I first discovered that it was possible to bake bread without kneading (along with much of the English speaking world) in 2006 when the Sullivan Street Bakery recipe ran in the New York Times. I embraced the concept wholeheartedly and have been something of a no-knead recipe collector ever since.
Four or five years ago, I stumbled across a recipe for peasant bread on Alexandra Stafford’s blog, Alexandra’s Kitchen, that didn’t need to be kneading, was baked up in some of the Pyrex bowls I already owned, AND could be ready to eat in just a couple of hours. I made a batch immediately and became a fan for life. It became THE thing I made to serve with leftover soup, to bulk out a meal for unexpected guests, or on weekends when we wanted sandwiches but didn’t feel like leaving the apartment.
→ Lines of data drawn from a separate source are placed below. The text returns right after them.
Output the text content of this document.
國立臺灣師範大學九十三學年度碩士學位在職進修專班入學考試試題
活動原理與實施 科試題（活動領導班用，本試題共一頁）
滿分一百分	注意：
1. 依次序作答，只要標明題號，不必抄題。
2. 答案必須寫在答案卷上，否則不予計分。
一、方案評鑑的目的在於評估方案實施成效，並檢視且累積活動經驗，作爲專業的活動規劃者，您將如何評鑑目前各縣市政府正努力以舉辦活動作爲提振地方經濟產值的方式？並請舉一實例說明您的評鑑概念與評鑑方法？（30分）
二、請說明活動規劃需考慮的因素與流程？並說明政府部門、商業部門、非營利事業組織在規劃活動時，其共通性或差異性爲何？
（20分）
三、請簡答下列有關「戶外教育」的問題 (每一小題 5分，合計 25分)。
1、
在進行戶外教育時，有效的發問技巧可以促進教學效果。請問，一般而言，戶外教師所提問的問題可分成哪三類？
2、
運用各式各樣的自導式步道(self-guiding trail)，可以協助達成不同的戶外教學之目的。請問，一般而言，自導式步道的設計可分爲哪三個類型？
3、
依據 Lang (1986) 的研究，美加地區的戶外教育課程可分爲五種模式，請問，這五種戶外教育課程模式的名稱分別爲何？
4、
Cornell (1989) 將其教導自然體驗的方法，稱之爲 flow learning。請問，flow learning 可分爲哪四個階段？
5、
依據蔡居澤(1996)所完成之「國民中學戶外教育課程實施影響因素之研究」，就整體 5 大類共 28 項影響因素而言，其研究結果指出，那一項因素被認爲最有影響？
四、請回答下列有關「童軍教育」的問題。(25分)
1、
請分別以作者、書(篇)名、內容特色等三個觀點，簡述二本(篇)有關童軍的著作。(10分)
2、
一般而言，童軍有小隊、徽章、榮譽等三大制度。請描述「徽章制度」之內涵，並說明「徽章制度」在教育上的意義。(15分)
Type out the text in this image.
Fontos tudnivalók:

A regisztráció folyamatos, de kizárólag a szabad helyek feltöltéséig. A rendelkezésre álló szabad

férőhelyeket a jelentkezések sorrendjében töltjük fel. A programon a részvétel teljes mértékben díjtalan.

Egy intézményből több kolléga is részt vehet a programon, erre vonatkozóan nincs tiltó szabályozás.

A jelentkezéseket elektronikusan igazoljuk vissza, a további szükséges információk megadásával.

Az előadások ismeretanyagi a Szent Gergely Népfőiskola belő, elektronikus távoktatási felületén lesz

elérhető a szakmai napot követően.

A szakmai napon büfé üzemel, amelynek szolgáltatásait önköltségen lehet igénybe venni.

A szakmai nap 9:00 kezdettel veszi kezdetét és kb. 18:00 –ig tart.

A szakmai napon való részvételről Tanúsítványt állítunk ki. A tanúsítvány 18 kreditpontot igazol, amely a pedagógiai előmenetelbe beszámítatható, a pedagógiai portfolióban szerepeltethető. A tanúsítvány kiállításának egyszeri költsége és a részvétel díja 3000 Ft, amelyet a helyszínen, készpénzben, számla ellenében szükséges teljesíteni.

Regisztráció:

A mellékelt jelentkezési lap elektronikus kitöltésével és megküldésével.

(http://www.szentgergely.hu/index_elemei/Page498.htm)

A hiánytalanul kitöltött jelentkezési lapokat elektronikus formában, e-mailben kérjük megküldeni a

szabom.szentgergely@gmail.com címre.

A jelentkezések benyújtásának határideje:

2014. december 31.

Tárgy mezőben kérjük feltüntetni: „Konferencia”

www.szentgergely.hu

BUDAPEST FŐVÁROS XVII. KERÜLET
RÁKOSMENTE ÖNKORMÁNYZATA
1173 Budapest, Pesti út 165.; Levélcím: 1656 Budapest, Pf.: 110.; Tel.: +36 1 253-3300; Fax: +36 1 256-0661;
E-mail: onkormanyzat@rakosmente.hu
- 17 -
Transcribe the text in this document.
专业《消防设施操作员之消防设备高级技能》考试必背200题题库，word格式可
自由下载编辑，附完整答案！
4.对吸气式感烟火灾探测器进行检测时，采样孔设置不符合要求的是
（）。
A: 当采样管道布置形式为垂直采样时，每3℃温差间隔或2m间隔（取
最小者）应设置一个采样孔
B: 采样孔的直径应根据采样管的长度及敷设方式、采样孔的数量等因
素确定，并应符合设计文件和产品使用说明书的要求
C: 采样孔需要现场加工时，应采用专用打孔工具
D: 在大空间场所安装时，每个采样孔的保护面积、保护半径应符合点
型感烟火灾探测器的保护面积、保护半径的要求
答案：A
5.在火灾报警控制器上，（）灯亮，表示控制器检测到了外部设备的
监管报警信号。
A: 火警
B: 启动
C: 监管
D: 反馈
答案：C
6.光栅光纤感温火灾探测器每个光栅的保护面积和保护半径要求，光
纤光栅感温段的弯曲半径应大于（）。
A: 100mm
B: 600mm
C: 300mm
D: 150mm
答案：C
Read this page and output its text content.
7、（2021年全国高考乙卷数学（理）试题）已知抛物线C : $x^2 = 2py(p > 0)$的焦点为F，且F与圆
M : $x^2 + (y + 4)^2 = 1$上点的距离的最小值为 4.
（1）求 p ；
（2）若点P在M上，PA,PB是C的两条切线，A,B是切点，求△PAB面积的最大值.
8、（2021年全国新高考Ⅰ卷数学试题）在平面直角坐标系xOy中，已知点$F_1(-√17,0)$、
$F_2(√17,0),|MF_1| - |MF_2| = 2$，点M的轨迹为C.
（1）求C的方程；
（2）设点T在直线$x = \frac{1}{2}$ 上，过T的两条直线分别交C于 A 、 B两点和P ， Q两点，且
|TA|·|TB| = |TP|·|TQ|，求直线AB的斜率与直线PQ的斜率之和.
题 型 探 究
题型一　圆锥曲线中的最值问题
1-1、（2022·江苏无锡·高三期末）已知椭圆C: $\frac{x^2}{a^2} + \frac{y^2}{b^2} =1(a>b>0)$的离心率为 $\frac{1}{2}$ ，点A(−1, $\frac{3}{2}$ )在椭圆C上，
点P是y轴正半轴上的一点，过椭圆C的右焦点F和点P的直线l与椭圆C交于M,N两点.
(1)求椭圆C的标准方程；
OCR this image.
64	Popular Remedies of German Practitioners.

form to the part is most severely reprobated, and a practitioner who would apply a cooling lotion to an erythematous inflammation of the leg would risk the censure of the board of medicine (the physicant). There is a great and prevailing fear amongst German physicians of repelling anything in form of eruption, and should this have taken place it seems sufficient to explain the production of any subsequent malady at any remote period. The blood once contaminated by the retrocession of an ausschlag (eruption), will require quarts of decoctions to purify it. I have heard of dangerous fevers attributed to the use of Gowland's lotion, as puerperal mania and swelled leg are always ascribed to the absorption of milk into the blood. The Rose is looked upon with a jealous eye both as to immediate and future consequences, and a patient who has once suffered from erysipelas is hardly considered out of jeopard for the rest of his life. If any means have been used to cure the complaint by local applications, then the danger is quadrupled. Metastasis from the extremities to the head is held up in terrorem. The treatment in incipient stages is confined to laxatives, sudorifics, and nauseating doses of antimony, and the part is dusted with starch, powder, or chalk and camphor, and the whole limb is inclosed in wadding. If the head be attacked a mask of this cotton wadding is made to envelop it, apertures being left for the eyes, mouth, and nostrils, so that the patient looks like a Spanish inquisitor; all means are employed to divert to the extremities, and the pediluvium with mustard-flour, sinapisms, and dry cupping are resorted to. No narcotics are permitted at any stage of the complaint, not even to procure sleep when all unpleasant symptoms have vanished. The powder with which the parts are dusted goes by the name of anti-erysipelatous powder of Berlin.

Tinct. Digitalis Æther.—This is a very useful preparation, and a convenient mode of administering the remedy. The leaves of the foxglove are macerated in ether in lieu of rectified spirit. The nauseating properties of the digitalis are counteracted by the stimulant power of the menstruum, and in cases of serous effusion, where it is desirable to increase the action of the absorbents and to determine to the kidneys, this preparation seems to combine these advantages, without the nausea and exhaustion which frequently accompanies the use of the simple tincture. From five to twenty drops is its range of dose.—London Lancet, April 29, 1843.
As a food writer, it’s rare that I return to the same recipe over and over again (because I am always looking for new, interesting things to write about), but this one is simply too good and too reliable to leave behind (though I almost always make it with half whole wheat pastry flour and half white. I am what I am).
So, when Ali announced that she was writing a cookbook that used her peasant bread recipe as a starting place, I was delighted. More ways to make use of this recipe and its tasty results? Yes, please!
Bread Toast Crumbs came out back in April and is everything I hoped it would be. The title also serves as the organizational structure for the book. It opens with the master peasant bread recipe and then offers up more than 35 variations. I’ve only made the original recipe, but have plans to make the hamburger buns this weekend and have half a dozen other versions earmarked.
In the Toast section, you’ll find an array of soups, salads, starters, sandwiches, main dishes, and sweet things. I’ve got my eye on the Summer Vegetable Strata for the near-term and the Cabbage Soup with Gruyere-Rye Toasts for the fall (if you listen to Local Mouthful, you’ll know that my love for cabbage knows no bounds).
The Crumbs section takes the heels of your loaves, grinds them down, and makes delicious use. Someone needs to invite me to a potluck so that I can make the Sheet Pan Mac and Cheese or the Baked Pasta with Mushrooms, Fontina, and Crumbs. Seriously. How good do those dishes sound?
My bottom line on this book is that if you’re looking to up your bread baking game in an approachable way and then find some new ways to make good use of every last morsel of the bread you made, you should check it out.